Project finance departments at banks across the region are being told by senior managers to suspend lending in dollars while the credit crunch drives up the costs of funding in the US currency.

Insiders at banks including Qatar National Bank (QNB), Arab Banking Corporation (ABC), and Gulf International Bank (GIB) say they are receiving instructions from the very top of their organisations to stop lending dollars on deals with long tenors.

Rising interbank lending rates around the world stemming from the credit crunch, coupled with concerns over regional inflation and the stability of the GCC currency pegs, have all pushed up the cost of dollar funding.

In many cases, this makes long-term lending unattractive, especially compared with opportunities in short-term lending of local currencies.

“We have been told from all levels of management that from now on, we are only lending dollars to very select projects or key relationship clients,” says a source at one regional bank.

“That has come right from the top of the bank.
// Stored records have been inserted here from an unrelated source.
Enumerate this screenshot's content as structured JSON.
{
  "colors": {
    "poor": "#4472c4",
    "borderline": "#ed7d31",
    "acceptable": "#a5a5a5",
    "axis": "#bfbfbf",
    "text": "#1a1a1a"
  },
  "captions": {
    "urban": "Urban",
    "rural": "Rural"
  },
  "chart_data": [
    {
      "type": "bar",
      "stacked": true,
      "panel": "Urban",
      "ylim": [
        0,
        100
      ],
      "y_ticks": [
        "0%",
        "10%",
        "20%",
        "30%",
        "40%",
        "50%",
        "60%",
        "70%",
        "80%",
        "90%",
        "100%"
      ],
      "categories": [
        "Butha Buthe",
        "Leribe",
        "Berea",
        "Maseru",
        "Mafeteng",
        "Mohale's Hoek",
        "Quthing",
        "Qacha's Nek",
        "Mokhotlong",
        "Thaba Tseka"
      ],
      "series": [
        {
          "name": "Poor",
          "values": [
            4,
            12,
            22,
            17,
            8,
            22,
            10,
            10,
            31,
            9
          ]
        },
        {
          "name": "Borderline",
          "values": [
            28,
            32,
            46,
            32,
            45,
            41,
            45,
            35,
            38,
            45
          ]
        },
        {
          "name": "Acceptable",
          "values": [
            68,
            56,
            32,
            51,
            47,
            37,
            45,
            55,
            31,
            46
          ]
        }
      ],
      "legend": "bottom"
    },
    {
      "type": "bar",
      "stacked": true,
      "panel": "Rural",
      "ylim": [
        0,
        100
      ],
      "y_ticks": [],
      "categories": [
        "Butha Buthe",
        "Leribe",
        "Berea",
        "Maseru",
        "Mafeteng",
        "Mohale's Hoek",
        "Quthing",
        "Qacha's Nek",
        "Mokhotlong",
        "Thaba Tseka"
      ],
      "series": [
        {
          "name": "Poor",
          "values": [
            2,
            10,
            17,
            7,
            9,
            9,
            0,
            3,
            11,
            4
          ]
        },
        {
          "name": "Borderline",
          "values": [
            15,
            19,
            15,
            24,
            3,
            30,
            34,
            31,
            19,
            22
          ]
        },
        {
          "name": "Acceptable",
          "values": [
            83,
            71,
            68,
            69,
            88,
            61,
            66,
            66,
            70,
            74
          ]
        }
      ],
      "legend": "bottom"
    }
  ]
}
Most of the deals that we do pick out do not get past our credit committee now anyway.”

Project finance departments are suffering because long-term dollar lending on projects typically has low margins, meaning that capital can be more lucratively deployed on shorter-term transactions.

The past few months have been very quiet and I expect that to continue into the next three months,” adds the source.

ABC has lost several members of its project finance team over the past few months.

“The project finance team at ABC lost about three or four core people, at least partly because of the slowdown in activity,” says one former banker.

He confirms that the management at ABC had warned the project finance division against lending long-term dollar denominated debt.

However, an ABC spokesman insists that it continues to be active in project finance lending, including long-term dollar deals.

Deals that are being arranged are being done with relatively low participation by local banks.

On the $3.7bn Ras Laffan C independent water and power project (IWPP) in Qatar, which is due to close soon, there are expected to be just four regional banks represented in a 20-strong banking group.

The local banks - Arab Bank, Apicorp, QNB and Qatar Islamic Bank - are participating on a take-and-hold basis, meaning they will retain the debt themselves.

In contrast, the $4.7bn Qatalum aluminium project financing in 2007 involved seven regional banks and was then syndicated out into the wider banking market.

“There was a loss of appetite from regional banks this year compared to previous deals,” says one source close to the Ras Laffan C deal.

However, bankers say the current policy on dollar lending is unlikely to be damaging to the reputation of the banks in the longer term.

“I do not see it as a risk that we might get excluded [from project finance deals] because when the market returns, sponsors will want as many banks as possible to get involved to drive down funding costs,” says one local project finance banker.